El maestro cierra los ojos y nombra, “el consejero era el padre Eugenio Diz, en primero inferior daba clases José Arriola, el padre José Lorber en segundo, Andretta en tercero, Portela en cuarto, Guido Baldessero en quinto, Eugenio Diz en sexto y yo”, señala con un dedo apuntando a su pecho. De los amigos, el bioquímico Jorge Liotti, Pablo Barrios que vive en Bella Vista, “con ellos formamos la comisión directiva del Centro de ex alumnos mayores, pero ya no existe, no había gente que le gustara y se disolvió finalmente”.
“42 años fui maestro de grado, todas las divisiones di y me jubilé con el cargo de vicedirector, el padre Norberto Porporato era el director en esa época”, sigue.
La mañana se inquieta en el jardín del Hogar de Ancianos.
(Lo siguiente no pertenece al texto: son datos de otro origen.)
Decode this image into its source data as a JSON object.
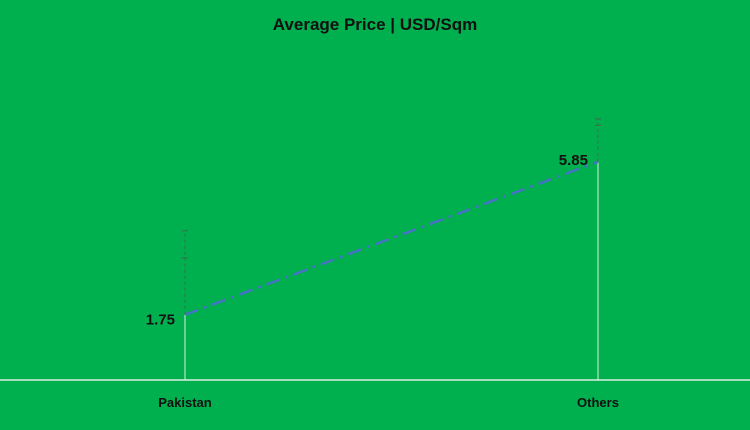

Hay malvones, rosales y jazmines, también muchos pájaros y voces que susurran a lo lejos. El maestro observa y continúa.
“Yo al principio era malo, después me fui abuenando. Quería la perfección y me di cuenta de que eso era imposible de lograr. Ahora pienso en el pasado, sueño que estoy dando clases, extraño mucho el colegio”, lamenta.
Un suspiro es todo lo que se permite para preguntar luego, “¿Te acuerdas del padre Lavagna? Horacio Lorenzo Lavagna”, dice como si intuyera su presencia. “Era sacerdote encargado del oratorio y de la cantina, nadie podía resistirse a sus sándwiches que acomodaba con el servicio de dos ayudantes en la galería del patio. Realizaba grandes campeonatos de fútbol, tenía buen carácter para aguantar a los pibes. Iba a Buenos Aires, a las fábricas de telas y pedía que le regalen los retazos, y con eso mandaba a hacer pantalones y camisas para los canillitas, era de un corazón generoso como pocos”. Los ojos del maestro siguen hablando cuando la emoción le corta la voz.
“Si me pasa algo, te va a criar Adelina”, le dijo su madre a Carlos Ojeda. Y así fue, por más de 20 años vivió con la señora, madre de su gran amigo y recordado profesor Juan Roque “Sueñito” Lencinas. “Me trataron co-mo a un hijo”, recuerda con cariño. Famosas eran las clases particulares en esa casa del barrio Cambá Cuá, con salón al frente y un largo ta-blón por mesa con bancos colmados de alumnos.
La vida del maestro Ojeda tiene el tinte de sus sueños. La soledad retrata su costado más inocente y a pesar de su avanzada edad, habla co-mo si todo estuviera por suceder. Se levanta a las 7.30 y luego del aseo, desayuna en el comedor. Lee folletos y po-cos libros. Va a sesión de kinesiología, almuerza, una corta siesta y otro tanto de televisión, noticieros y música clásica. A las 9 de la noche el descanso lo llama a silencio. “Soy feliz a mi manera”, confía.
Su mayor motivación es hablar de su tarea docente y no pierde detalle de aquellos días. “Me gustaba dar matemáticas, sin embargo cuando alumno me costaba, nunca tuve buenas notas, pero es una hermosa materia.
Nunca puse a los alumnos en penitencia, prefería mandar notas a los padres y si se portaban bien en la semana, no había tarea de viernes para lunes, ese era el premio. Los incentivaba con los dibujos, debían ilustrar sus cuadernos. La historia hay que contarla como un cuento, en ciencias naturales hay que llevarlos a visitar un museo. El niño llega a amar al maestro, ¿cómo vamos a perder esa bendita posibilidad de formarlos con lo mejor que podamos brindar?”, pregunta.
Nostalgias de tiza y pizarrón, de blanco delantal y los chicos de antes, jugando a crecer.
“Recuerda maestro, que la frágil memoria de la mente de tus alumnos olvida fácilmente lo aprendido. Pero la firme memoria de su corazón retiene de por vida lo sentido y lo vivido” (René Trossero).